Avez-vous dû abaisser le niveau de qualité des soins prodigués ?

Non, pour le moment nous n'avons pas dégradé notre qualité des soins. Ça va juste plus vite. Nous n'avons rien changé au plan clinique et éthique. Les patients à qui nous ne proposons pas la réanimation aujourd'hui, nous ne leur aurions pas proposé en temps habituel. Ce qui a été dégradé dans la prise en charge des malades et de leurs proches, c'est la restriction, voire l'interdiction des visites, c'est la limitation du temps d'accompagnement des familles endeuillées.

Allez-vous demander de l'aide à d'autres établissements ?

On ne va pas demander assistance, en matériel ou en moyens humains, à d'autres hôpitaux de l'AP-HP qui vont être dans la même situation que nous dans une dizaine de jours. On réfléchit à des établissements en dehors de l'Île-de-France.

Vous me disiez que vous manquez d'un traitement contre le virus, mais c'est général, partout c'est comme cela ?

Je suis très affecté en tant que chercheur, enseignant et médecin par la polémique sur la chloroquine et l'hydroxychloroquine. Je passe sur l'étude pilote, à propos de quelques patients seulement,  présentée par le professeur Didier Raoult, qui est méthodologiquement délirante. Ce n'est pas un essai thérapeutique randomisé, avec des patients tirés au sort, ils sont sélectionnés sans qualité, certains sont asymptomatiques et n'ont pas à recevoir un traitement, certains évoluent défavorablement vers la réanimation ou la mort et sont exclus de l'étude, etc. C'est une honte scientifique. Un chercheur peut avoir des convictions, mais pas de certitude. Le doute doit le guider.

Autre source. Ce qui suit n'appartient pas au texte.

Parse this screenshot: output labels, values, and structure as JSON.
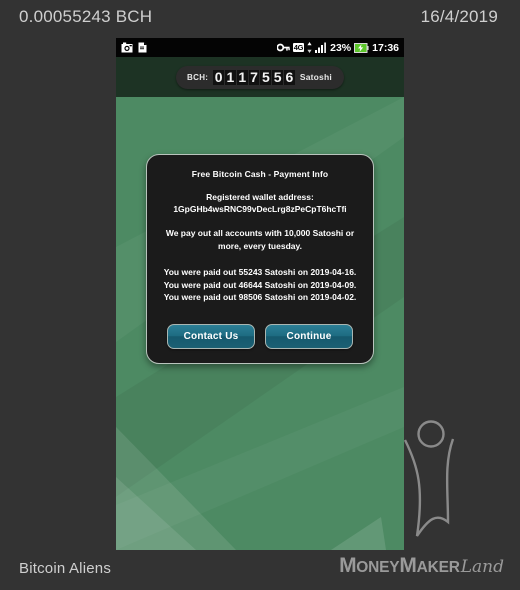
{
  "page_header": {
    "amount": "0.00055243 BCH",
    "date": "16/4/2019"
  },
  "phone": {
    "status_bar": {
      "icons_left": [
        "camera-icon",
        "document-icon"
      ],
      "key_icon": "key-icon",
      "network": "4G",
      "signal_icon": "signal-bars-icon",
      "battery_percent": "23%",
      "battery_icon": "battery-charging-icon",
      "time": "17:36"
    },
    "balance": {
      "label": "BCH:",
      "digits": "0117556",
      "unit": "Satoshi"
    },
    "dialog": {
      "title": "Free Bitcoin Cash - Payment Info",
      "wallet_label": "Registered wallet address:",
      "wallet_address": "1GpGHb4wsRNC99vDecLrg8zPeCpT6hcTfi",
      "payout_note": "We pay out all accounts with 10,000 Satoshi or more, every tuesday.",
      "payouts": [
        "You were paid out 55243 Satoshi on 2019-04-16.",
        "You were paid out 46644 Satoshi on 2019-04-09.",
        "You were paid out 98506 Satoshi on 2019-04-02."
      ],
      "buttons": {
        "contact": "Contact Us",
        "continue": "Continue"
      }
    }
  },
  "footer": {
    "app_name": "Bitcoin Aliens",
    "logo": {
      "m1": "M",
      "oney": "ONEY",
      "m2": "M",
      "aker": "AKER",
      "land": "Land"
    }
  },
  "colors": {
    "page_bg": "#333333",
    "screen_green": "#4d8a63",
    "top_band": "#1d3324",
    "dialog_bg": "#1b1b1b",
    "dialog_border": "#b9c4bd",
    "button_teal": "#1d6b81",
    "status_bar": "#040404",
    "text_light": "#cfcfcf"
  }
}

À l'instant où je vous parle, c'est surtout le médecin que je suis, au pied du lit des malades, qui est affecté. Tout le monde veut du Plaquenil maintenant, alors que ce traitement peut entraîner une évolution défavorable de l'état de santé de nos patients infectés. Et nous avons toutes les difficultés du monde à mener les essais cliniques rigoureux qui ont été commencés sur plusieurs molécules, car les patients veulent « leur » Plaquenil. Cette communication débridée risque de ralentir l'inclusion de patients dans les essais cliniques de médicaments contre le Covid-19, car nous devons maintenant passer beaucoup de temps pour les réinformer. Enfin, je suis également affecté comme enseignant, la communication sur ces molécules va à l'encontre de tout ce qu'on m'a appris et que je transmets à mes étudiants. Allons à l'essentiel, il n'y a pas de temps à des controverses inutiles.